Workers shift to 'future-proof' careers as economy sheds 13,900 jobs

As the economy loses 13,900 full-time positions, recruitment specialists say shifting to future-proof jobs could prove to be a smart strategy.

The odds of an official interest rate cut on Melbourne Cup Day have shortened, following the release of unemployment data.

But while the economy lost 13,900 jobs in September, there are some things job seekers can do to 'future-proof' their careers.

Sydney interior designer Greg Natale has just moved into his new work space to cater for his growing business.

"We're now 15 people, the previous office was 13 people and 90 square metres. We were all on top of each other and I just needed the space to be able to expand."

He has tripled his workforce to 15 in just three years.

He said refined consumer tastes, along with the housing boom, helped.

"Everyone has become very design savvy now and everyone can see the value in good design. You can see with developers, all developers now will invest in interior designers," he said.

"Those days when the developer just picked a finish here or didn't consider a kitchen, those days are gone. Now people expect good interior design."

Greg Natale works in one of nearly a dozen broader categories that recruitment company Hays calls "future-proofed."

Future-proof jobs

Hays senior regional director Adam Shapley said those categories include architecture, healthcare, insurance, legal, marketing, sales, financial planning and accountancy.

"There is a high demand from customers, consistently high demand, and it is consistently challenging to find candidates who are available for work, or looking for work, or looking to enter that sector."

There is high demand from financial-services companies like MAS Accountants.

"As of late we have been extremely busy to sort of cope with this workload. We are looking at hiring two new qualified accountants," said MAS business services manager, Yash Kalra.

Yash Kalra says MAS has experienced 20 per cent growth, year on year, over the last five years, and much of that thanks to new business.

"Just as an example, I had a client walk in yesterday because he's looking to open up his own boutique bakery. They're just looking to get out of their 9-to-5 jobs, or going for their ambitions, or to set up their new business and take the plunge."

14,000 full-time jobs lost

Not everyone is hiring, though.

Keeping a job became harder last month, with the Bureau of Statistics revealing nearly 14,000 full-time positions were lost, despite a steady unemployment rate of 6.2 per cent.

AMP Capital chief economist Shane Oliver said he expects the unemployment rate will rise.

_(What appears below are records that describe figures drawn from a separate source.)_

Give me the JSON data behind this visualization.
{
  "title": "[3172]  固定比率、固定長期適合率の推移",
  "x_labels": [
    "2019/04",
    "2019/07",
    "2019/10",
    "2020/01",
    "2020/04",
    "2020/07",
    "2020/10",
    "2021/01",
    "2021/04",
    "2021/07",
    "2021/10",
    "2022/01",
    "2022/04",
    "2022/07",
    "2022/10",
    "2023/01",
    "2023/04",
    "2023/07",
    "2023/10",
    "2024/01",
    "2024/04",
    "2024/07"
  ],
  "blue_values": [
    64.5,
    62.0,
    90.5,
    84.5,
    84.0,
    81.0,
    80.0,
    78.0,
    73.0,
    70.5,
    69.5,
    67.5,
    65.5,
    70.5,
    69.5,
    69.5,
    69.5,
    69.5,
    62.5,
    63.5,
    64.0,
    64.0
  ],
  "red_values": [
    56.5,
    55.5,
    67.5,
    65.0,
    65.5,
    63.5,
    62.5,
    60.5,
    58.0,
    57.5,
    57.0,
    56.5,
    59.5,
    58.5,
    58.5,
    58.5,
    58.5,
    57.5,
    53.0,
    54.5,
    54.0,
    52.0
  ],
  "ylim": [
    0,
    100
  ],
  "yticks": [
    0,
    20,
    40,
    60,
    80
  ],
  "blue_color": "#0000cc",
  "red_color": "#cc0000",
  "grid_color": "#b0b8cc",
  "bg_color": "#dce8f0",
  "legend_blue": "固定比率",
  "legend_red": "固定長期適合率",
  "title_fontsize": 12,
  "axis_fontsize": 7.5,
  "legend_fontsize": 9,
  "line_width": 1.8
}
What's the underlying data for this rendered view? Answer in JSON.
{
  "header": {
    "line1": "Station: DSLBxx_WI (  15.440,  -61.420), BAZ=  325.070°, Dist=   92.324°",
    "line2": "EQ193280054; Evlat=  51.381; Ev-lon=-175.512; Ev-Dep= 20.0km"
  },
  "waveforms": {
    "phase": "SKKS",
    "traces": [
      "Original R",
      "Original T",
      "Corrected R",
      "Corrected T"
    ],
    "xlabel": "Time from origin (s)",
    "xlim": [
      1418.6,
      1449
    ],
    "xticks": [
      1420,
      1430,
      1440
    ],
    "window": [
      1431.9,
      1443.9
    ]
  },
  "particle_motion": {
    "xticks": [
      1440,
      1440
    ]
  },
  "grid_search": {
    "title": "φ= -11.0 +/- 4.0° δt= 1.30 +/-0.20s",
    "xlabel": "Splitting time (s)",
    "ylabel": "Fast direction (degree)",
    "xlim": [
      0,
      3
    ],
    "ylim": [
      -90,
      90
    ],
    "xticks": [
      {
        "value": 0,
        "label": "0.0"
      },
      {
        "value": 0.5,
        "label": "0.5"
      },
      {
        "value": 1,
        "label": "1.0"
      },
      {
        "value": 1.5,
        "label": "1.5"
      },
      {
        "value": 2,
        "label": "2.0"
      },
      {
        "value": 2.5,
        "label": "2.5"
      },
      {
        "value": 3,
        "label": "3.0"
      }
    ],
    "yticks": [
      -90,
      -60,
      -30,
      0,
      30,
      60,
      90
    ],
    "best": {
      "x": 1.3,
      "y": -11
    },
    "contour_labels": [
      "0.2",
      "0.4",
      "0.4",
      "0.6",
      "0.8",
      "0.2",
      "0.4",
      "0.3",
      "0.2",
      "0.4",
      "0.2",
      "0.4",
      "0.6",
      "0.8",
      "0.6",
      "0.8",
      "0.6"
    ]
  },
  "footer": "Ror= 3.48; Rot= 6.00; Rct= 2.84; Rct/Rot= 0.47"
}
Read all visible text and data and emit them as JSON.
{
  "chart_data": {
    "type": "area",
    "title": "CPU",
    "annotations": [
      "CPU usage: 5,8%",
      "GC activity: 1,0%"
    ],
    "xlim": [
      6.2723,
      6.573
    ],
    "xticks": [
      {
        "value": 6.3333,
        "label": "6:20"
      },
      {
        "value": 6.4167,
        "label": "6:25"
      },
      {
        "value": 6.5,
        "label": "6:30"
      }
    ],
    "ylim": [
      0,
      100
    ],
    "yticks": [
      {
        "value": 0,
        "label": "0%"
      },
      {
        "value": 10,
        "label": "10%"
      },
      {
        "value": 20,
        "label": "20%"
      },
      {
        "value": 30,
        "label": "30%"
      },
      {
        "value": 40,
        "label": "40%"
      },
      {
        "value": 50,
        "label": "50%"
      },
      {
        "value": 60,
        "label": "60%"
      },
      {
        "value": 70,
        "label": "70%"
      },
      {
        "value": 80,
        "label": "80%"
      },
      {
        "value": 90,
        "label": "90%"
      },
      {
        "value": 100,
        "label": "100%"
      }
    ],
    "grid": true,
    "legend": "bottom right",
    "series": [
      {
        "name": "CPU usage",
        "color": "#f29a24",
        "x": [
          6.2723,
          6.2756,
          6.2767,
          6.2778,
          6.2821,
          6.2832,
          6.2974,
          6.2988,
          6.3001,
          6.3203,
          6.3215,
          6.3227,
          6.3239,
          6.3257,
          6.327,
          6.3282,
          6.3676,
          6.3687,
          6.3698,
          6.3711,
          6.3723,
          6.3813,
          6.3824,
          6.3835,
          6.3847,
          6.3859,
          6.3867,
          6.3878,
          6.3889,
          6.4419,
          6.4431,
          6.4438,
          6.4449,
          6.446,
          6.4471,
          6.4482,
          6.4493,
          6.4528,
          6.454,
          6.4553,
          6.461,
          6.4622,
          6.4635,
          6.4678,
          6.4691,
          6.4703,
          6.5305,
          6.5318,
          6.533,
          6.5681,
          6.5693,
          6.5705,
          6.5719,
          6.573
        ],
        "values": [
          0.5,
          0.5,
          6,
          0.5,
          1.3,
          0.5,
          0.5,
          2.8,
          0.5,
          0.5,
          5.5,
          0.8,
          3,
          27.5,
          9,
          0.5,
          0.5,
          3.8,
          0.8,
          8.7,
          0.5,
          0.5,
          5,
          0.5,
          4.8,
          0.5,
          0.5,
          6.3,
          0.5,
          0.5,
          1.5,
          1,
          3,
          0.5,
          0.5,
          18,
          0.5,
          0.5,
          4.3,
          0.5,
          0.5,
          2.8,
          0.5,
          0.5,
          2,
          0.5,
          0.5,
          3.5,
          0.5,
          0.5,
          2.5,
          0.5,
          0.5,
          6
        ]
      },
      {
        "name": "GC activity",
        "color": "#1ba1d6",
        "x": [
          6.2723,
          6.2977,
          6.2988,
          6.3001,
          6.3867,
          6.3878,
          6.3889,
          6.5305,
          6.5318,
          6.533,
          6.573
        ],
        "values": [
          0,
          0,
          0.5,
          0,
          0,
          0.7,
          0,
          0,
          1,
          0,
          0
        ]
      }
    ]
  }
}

"It is dangerous to read too much into it because these figures are volatile month to month and we have had some very strong figures," he said.

"That said, my feeling is that the figures are going to get softer going forward so this is a sign of things to come."

He said that is because the economy is growing below trend.

Pressure builds for rate cut

Westpac's decision to lift owner-occupier mortgage rates independent of the Reserve Bank may also hit consumer confidence.

Shane Oliver thinks, as a result, the Reserve Bank will cut official interest rates when its board next meets on Melbourne Cup Day, November 3.

He is not so sure consumer banks will pass on any reduction.

"I think what the banks will do is pass some of that on, but not all of it," he said.

"So if you think about the Westpac move, they went and hiked rates later in November by 20 basis points or 0.20 per cent, so if the bank before that goes ahead and cuts by 0.25 per cent - which I think they will do on November 3, Melbourne Cup Day - then Westpac will only pass 0.05 per cent of that cut on.

"That's the difference between the 0.2 and the 0.25. Westpac customers would see a 0.05 reduction in their mortgage."